Er lernt Freunde kennen - und verliert sie wieder. Die Schlepper, mit denen er zu tun hat, sind zwielichtige Gestalten. Es ist unklar, wem er trauen kann und wem nicht. Einmal wird er aus dem Zug gestoßen und wacht erst beim Krankentransport wieder auf.
Gulwali Passarlay: Am Himmel kein Licht
Gulwali Passarlay: Am Himmel kein Licht© Piper Verlag
Das Schleppernetz ist ein ausgefeiltes System und mit streng abgesteckten Revieren der Menschenschmuggler. In diesem System sollte man besser nicht die Fronten wechseln, sonst bleibt man auf der Strecke. Das hat Gulwali schnell begriffen.
Immer wieder erhält der Junge Telefonnummern, Adressen von Häusern und Wohnungen, in denen er unterschlüpfen kann, sowie Anweisungen, wie es weiter geht. Es ist ein Wirrwarr aus Ungewissheiten und Befehlen, undurchschaubaren Routen und Zeitplänen. Manchmal wartet er einen Monat lang an einem Ort auf den nächsten Schritt.
Menschenschmuggler, die am "Abschaum" verdienen
Mehrfach wird er ins Gefängnis gesteckt, dann hockt das Kind zwischen kriminellen Erwachsenen. Behörden schätzen sein Alter auf 16 Jahre, damit wäre er strafmündig. Unterwegs sieht und erlebt der Junge alles, was Flucht heute mit sich bringt: Mädchen, die zur Prostitution und zu Haushaltsdiensten gezwungen worden sind, Dreck, Flüchtlingsunterkünfte für 200 Leute mit zwei Toiletten und einer Dusche.
Die Schlepper bezeichnen die Flüchtlinge als "Abschaum", an dem sie allerdings sehr gut verdienen.
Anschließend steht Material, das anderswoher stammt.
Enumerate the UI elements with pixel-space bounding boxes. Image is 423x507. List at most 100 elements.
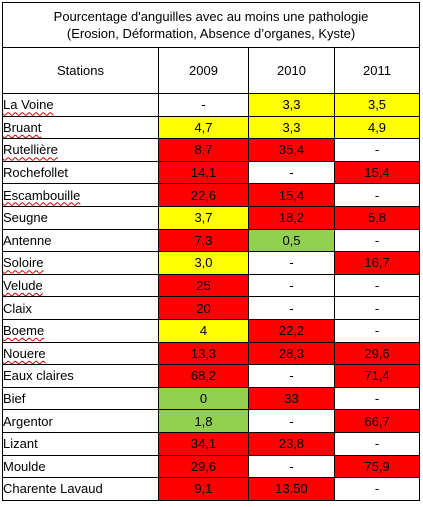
- station-cell: Escambouille: [2, 183, 159, 207]
- station-cell: Claix: [2, 296, 159, 320]
- value-cell-2011: 66,7: [333, 409, 421, 433]
- value-cell-2010: 0,5: [248, 228, 335, 253]
- value-cell-2009: 3,0: [158, 251, 249, 275]
- station-name: Nouere: [3, 345, 46, 361]
- station-name: Claix: [3, 300, 32, 316]
- table-row: Bief 0 33-: [2, 386, 421, 411]
- value-cell-2010: -: [248, 409, 335, 433]
- station-cell: Seugne: [2, 205, 159, 230]
- station-cell: Eaux claires: [2, 364, 159, 388]
- value-cell-2009: 1,8: [158, 409, 249, 433]
- station-cell: Soloire: [2, 251, 159, 275]
- value-cell-2009: 8,7: [158, 138, 249, 162]
- value-cell-2009: -: [158, 93, 249, 117]
- value-cell-2010: 28,3: [248, 341, 335, 366]
- header-stations: Stations: [2, 47, 159, 94]
- table-body: La Voine -3,3 3,5 Bruant 4,7 3,3 4,9 Rutellière…: [2, 93, 421, 501]
- table-row: Nouere 13,3 28,3 29,6: [2, 341, 421, 366]
- value-cell-2010: -: [248, 364, 335, 388]
- station-cell: Moulde: [2, 454, 159, 479]
- value-cell-2009: 68,2: [158, 364, 249, 388]
- value-cell-2011: -: [333, 273, 421, 298]
- station-name: Seugne: [3, 210, 48, 226]
- table-row: Argentor 1,8-66,7: [2, 409, 421, 433]
- header-2009: 2009: [158, 47, 249, 94]
- title-line-2: (Erosion, Déformation, Absence d’organes…: [66, 26, 356, 41]
- table-row: Bruant 4,7 3,3 4,9: [2, 115, 421, 140]
- station-name: Bief: [3, 391, 26, 407]
- value-cell-2009: 0: [158, 386, 249, 411]
- value-cell-2009: 34,1: [158, 431, 249, 456]
- value-cell-2011: 29,6: [333, 341, 421, 366]
- value-cell-2010: 33: [248, 386, 335, 411]
- station-name: Velude: [3, 278, 43, 294]
- value-cell-2009: 20: [158, 296, 249, 320]
- table-title: Pourcentage d'anguilles avec au moins un…: [1, 2, 421, 48]
- value-cell-2011: -: [333, 183, 421, 207]
- station-name: La Voine: [3, 97, 54, 113]
- value-cell-2010: 3,3: [248, 115, 335, 140]
- station-cell: Velude: [2, 273, 159, 298]
- station-cell: La Voine: [2, 93, 159, 117]
- value-cell-2010: -: [248, 273, 335, 298]
- station-cell: Charente Lavaud: [2, 477, 159, 501]
- value-cell-2011: -: [333, 477, 421, 501]
- value-cell-2010: 3,3: [248, 93, 335, 117]
- table-row: Boeme 4 22,2-: [2, 318, 421, 343]
- value-cell-2011: -: [333, 318, 421, 343]
- value-cell-2010: 22,2: [248, 318, 335, 343]
- station-cell: Bief: [2, 386, 159, 411]
- value-cell-2009: 14,1: [158, 160, 249, 185]
- value-cell-2010: -: [248, 251, 335, 275]
- table-row: Lizant 34,1 23,8-: [2, 431, 421, 456]
- value-cell-2010: 18,2: [248, 205, 335, 230]
- station-name: Boeme: [3, 323, 45, 339]
- station-name: Moulde: [3, 458, 46, 474]
- table-row: Rochefollet 14,1-15,4: [2, 160, 421, 185]
- station-name: Antenne: [3, 232, 52, 248]
- station-cell: Antenne: [2, 228, 159, 253]
- value-cell-2009: 7,3: [158, 228, 249, 253]
- value-cell-2010: 23,8: [248, 431, 335, 456]
- table-row: Eaux claires 68,2-71,4: [2, 364, 421, 388]
- station-cell: Boeme: [2, 318, 159, 343]
- header-row: Stations 2009 2010 2011: [2, 47, 421, 94]
- station-name: Rochefollet: [3, 165, 69, 181]
- value-cell-2009: 13,3: [158, 341, 249, 366]
- value-cell-2011: 16,7: [333, 251, 421, 275]
- table-row: Antenne 7,3 0,5-: [2, 228, 421, 253]
- station-cell: Rochefollet: [2, 160, 159, 185]
- table-row: Rutellière 8,7 35,4-: [2, 138, 421, 162]
- station-cell: Rutellière: [2, 138, 159, 162]
- value-cell-2010: -: [248, 454, 335, 479]
- table-row: La Voine -3,3 3,5: [2, 93, 421, 117]
- table-row: Moulde 29,6-75,9: [2, 454, 421, 479]
- station-name: Bruant: [3, 119, 42, 135]
- value-cell-2009: 22,6: [158, 183, 249, 207]
- value-cell-2011: 15,4: [333, 160, 421, 185]
- value-cell-2011: -: [333, 228, 421, 253]
- value-cell-2009: 4: [158, 318, 249, 343]
- value-cell-2011: 3,5: [333, 93, 421, 117]
- value-cell-2011: -: [333, 431, 421, 456]
- station-cell: Nouere: [2, 341, 159, 366]
- table-row: Charente Lavaud 9,1 13,50-: [2, 477, 421, 501]
- station-name: Argentor: [3, 413, 53, 429]
- value-cell-2011: 5,8: [333, 205, 421, 230]
- station-name: Charente Lavaud: [3, 481, 103, 497]
- table-row: Soloire 3,0-16,7: [2, 251, 421, 275]
- value-cell-2009: 25: [158, 273, 249, 298]
- title-line-1: Pourcentage d'anguilles avec au moins un…: [53, 9, 369, 24]
- header-2011: 2011: [333, 47, 421, 94]
- station-name: Soloire: [3, 255, 44, 271]
- station-cell: Lizant: [2, 431, 159, 456]
- pathology-table: Pourcentage d'anguilles avec au moins un…: [1, 2, 421, 501]
- value-cell-2010: -: [248, 160, 335, 185]
- header-2010: 2010: [248, 47, 335, 94]
- table-row: Velude 25- -: [2, 273, 421, 298]
- value-cell-2011: -: [333, 296, 421, 320]
- value-cell-2011: -: [333, 386, 421, 411]
- value-cell-2011: 75,9: [333, 454, 421, 479]
- station-name: Lizant: [3, 436, 38, 452]
- value-cell-2011: -: [333, 138, 421, 162]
Gulwali hört irgendwann, dass seine Mutter für ihn 8000 Euro bezahlt haben soll.
Die Geschichte geht gut aus. In England findet er eine Pflegefamilie, er geht zur Schule und lernt schnell die neue Sprache. Heute studiert er Politik. Auch seinen Bruder hat er wiedergefunden. Er ist einer von Tausenden unbegleiteten Minderjährigen, die aus Afghanistan, Syrien oder dem Irak nach Europa fliehen. Ihnen gibt Gulwali Passarlay ein Gesicht.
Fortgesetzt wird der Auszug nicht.